Considering Toronto and Vancouver's cores mostly date from the 20th Century, I'm not sure that would make a lot of sense
I mean I believe buildings from the 20th century have historic value. You're right that it's harder to have people appreciate it, but it is possible, say for instance in Gastown in Vancouver.
 
Though this is in the post-1900 forum, I've always wondered how Canada would have turned out with an earlier Lachine canal...though I guess it's technically not "unbuilt" given that it was constructed eventually...
The problem there is how do you make the Lachine Canal big enough for modern vessels when Montreal has been built all around it? I see the argument about it being able to be used for modern vessels, but it's a real problem to make that happen once the time comes owing to geography.
Say the British decide not to divide Canada into Upper and Lower Canada and instead give the English Canadian population what they really wanted: a separate legal system and canals along the St. Lawrence.
The Canals aren't the worst idea, but a separate legal system for just English residents as opposed to everyone else? I can't see that NOT turning into a complete disaster. How do you even-handedly apply the law in such a scenario when you have two legal systems that are as different from each other as English common law and French civil law are?
What really changes is the nature of Canada itself as more colonists flood in earlier, since superior infrastructure makes "Upper Canada" far more economically viable. The entire unified colony is likely run the way that Lower Canada was run in OTL, and if it gets the same vague constitution that Lower Canada got, that likely means that some Women and Indigenous people get the right to vote earlier. The big difference being that in TTL, the French will see Women, Indigenous, and Immigrants as allies against the English and not allies with the English and thus not only keep but expand these electoral loopholes. The entire colony is bilingual from the start, and the seigneurial system becomes the target of reformers far earlier than OTL which leads to increased agricultural productivity.
I see this as being possible but highly, highly unlikely. The separate legal systems will invariably mean one will be pushed by the leadership of the province to take precedence over the other, and as the province's now Anglo-dominated leadership now feels safe in tearing the remnants of the French societal and legal systems out the loopholes will go along with it. This scenario, especially when combined with the likes of the Family Compact and Chateau Clique types that dominated the politics of both colonies at the time, is much more likely to result in a forced assimilation or civil conflict (and quite possibly a repeat of what happened to the Acadians) than the unified colony being bilingual, and the seigneurial system is likely to be strengthened, not weakened. You're much more likely to get a system in Canada where you get something like a landed gentry and a House of Lords than anything else, which as you say isn't good for a productivity or societal advancement point of view.
The success of Canada's St. Lawrence canals prompt earlier canal construction elsewhere. Instead of the Rideau Canal, more canals are constructed across the Niagara peninsula, from *Port Hope* to Lake Huron via Rice Lake, and around Sault Ste. Marie. As a result the major cities in "Ontario" take shape around these canals rather than places like "York."
Three problems here.

1) The first canal you're laying out is pretty close to OTL's Trent-Severn Waterway, which in addition to being a titanic undertaking would be incredibly difficult and expensive with 19th Century technology and building methods. Doable, but the odds of it keeping its relevance beyond about 1900 is remote, as you'll need to be expanding it dramatically for ships to be able to use it. If you're looking to dramatically improve the position on Lake Huron for the British you're better off building the Canal system up the Ottawa River and then building the Georgian Bay Ship Canal referenced in this thread. That's a MUCH shorter route as far as canal length than the Trent-Severn is, as you have Lake Nipissing and the Ottawa, Mattawa and French Rivers to help with that, and that would dramatically shave the distance off of such a transit, much more so than the Trent-Severn.

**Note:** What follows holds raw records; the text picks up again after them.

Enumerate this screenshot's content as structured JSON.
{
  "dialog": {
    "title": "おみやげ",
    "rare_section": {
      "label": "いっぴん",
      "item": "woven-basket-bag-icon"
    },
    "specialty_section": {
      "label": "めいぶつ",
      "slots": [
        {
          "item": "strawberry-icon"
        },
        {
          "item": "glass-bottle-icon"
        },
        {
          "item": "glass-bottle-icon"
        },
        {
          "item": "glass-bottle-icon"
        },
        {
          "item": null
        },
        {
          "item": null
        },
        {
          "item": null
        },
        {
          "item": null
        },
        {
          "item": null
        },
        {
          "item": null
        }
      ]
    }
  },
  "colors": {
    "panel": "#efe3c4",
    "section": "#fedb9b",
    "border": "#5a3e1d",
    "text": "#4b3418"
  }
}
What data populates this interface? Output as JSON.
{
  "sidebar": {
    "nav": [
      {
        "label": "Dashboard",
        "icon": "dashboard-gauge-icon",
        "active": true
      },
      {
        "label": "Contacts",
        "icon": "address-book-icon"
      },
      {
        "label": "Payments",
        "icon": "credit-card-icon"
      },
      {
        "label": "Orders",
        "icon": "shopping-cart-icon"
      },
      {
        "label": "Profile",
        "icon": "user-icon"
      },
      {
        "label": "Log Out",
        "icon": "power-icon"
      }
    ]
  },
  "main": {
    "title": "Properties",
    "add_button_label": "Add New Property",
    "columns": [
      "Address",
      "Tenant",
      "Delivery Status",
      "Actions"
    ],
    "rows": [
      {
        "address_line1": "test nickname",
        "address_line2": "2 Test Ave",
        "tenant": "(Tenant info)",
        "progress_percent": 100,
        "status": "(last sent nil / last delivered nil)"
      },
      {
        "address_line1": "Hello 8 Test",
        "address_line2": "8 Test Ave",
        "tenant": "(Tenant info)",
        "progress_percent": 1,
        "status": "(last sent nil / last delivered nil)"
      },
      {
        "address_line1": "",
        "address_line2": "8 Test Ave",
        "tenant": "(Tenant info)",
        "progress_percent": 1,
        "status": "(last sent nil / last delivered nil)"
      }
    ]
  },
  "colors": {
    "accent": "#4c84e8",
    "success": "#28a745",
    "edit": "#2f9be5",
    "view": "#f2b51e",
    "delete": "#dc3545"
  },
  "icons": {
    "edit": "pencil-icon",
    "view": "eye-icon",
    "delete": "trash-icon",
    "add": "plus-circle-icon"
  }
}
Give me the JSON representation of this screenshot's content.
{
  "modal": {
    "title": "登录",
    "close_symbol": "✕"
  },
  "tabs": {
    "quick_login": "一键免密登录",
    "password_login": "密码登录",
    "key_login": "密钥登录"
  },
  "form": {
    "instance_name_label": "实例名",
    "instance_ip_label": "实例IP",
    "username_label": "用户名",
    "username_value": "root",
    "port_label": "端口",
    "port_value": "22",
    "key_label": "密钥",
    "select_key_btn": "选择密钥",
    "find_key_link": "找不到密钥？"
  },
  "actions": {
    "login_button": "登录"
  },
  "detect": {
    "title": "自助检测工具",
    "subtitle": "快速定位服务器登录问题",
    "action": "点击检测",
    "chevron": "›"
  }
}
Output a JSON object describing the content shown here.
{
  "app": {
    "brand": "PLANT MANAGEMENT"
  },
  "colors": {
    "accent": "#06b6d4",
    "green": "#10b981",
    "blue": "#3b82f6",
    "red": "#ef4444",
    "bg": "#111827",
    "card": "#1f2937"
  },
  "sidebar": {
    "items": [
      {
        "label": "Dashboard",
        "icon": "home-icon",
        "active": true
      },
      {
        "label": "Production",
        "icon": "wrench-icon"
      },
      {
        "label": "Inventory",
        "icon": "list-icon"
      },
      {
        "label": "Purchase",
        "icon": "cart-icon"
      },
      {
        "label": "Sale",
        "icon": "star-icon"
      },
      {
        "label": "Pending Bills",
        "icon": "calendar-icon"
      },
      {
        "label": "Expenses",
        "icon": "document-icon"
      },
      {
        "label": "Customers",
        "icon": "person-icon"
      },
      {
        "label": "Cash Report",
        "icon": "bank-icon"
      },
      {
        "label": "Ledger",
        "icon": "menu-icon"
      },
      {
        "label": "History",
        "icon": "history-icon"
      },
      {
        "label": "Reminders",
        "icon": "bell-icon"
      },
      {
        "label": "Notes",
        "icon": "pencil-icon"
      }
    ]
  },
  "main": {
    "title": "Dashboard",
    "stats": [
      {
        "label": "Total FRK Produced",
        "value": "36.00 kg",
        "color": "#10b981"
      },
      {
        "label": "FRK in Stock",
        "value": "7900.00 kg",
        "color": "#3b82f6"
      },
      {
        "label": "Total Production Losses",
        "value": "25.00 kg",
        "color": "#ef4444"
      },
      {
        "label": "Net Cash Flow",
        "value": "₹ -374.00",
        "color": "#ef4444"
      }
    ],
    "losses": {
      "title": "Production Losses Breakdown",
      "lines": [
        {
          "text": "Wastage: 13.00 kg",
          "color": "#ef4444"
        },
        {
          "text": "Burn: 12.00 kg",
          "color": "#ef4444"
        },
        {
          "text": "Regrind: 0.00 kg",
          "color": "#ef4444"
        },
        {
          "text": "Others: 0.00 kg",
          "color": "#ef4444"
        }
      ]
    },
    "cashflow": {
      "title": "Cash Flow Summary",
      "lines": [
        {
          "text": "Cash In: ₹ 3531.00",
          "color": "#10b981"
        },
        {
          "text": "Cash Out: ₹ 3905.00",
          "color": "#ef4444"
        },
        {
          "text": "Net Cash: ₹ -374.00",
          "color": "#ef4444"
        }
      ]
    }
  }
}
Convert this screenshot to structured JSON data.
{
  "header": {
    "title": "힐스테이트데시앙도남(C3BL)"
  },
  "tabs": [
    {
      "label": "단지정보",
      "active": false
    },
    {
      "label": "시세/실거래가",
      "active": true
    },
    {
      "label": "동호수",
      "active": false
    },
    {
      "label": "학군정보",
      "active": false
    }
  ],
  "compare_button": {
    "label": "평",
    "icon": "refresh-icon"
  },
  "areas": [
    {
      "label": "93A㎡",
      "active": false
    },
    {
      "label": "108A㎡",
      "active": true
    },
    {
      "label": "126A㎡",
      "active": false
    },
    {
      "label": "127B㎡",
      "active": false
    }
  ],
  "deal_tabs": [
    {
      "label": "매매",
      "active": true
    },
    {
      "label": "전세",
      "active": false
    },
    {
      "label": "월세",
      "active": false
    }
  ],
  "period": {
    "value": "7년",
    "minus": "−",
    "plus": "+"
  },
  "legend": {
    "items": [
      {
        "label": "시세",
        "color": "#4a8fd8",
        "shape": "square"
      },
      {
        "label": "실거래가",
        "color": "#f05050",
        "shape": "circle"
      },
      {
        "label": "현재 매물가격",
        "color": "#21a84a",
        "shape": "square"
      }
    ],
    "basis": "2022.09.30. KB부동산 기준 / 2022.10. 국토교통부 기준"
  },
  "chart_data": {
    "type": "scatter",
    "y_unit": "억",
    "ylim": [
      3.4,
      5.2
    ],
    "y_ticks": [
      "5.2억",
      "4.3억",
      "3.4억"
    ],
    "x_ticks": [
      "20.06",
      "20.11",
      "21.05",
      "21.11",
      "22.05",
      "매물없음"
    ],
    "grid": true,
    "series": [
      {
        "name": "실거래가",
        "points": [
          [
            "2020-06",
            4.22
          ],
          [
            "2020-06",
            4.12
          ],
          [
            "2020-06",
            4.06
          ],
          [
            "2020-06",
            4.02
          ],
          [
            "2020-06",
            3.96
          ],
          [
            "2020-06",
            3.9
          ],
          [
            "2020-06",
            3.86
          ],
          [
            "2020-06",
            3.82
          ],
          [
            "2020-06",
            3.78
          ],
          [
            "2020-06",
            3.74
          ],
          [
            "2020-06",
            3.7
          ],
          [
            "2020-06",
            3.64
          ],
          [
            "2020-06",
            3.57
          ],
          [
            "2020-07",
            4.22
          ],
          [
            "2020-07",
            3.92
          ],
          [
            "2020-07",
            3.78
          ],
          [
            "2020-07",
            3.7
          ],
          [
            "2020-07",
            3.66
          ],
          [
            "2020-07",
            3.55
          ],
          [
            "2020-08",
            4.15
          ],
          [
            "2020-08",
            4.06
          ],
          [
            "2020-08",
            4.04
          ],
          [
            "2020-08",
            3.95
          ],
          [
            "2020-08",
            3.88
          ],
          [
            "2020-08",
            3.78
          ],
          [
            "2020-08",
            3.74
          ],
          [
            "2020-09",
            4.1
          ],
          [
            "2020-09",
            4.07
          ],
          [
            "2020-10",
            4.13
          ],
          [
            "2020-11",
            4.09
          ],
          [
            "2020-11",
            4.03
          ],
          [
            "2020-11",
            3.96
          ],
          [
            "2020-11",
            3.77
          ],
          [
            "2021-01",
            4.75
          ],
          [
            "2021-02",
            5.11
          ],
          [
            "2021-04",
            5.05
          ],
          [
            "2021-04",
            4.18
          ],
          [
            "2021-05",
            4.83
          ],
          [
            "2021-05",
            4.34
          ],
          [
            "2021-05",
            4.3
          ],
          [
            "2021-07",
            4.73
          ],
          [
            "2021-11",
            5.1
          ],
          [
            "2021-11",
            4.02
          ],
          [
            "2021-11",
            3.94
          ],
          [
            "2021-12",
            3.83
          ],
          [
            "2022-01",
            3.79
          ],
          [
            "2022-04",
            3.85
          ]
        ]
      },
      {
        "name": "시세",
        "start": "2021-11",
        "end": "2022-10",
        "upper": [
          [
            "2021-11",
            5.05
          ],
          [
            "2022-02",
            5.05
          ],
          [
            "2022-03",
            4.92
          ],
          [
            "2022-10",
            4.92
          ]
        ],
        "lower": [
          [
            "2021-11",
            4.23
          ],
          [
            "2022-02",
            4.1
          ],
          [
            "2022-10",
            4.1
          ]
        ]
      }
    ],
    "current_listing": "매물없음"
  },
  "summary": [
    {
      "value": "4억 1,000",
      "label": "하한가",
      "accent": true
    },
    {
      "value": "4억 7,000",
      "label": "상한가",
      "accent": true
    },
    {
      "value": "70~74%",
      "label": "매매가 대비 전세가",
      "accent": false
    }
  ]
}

2) There wouldn't be multiple canals on the Lake Erie-Lake Ontario route simply because of the Americans on the east side of the Niagara River and the huge Escarpment. To get from one to the other you gotta raise ships up 326 feet, which is a HUGE rise by 19th Century standards. It's possible obviously, but hugely costly, and particularly problematic considering that area is so close to the Americans. If Canada's really on a canal-building binge during this time and you desperately need to cut the corner here, the better option might be Kivas Tully's 1850s Canal proposal that followed the Humber and Nottawasaga rivers, though that had its own engineering problems.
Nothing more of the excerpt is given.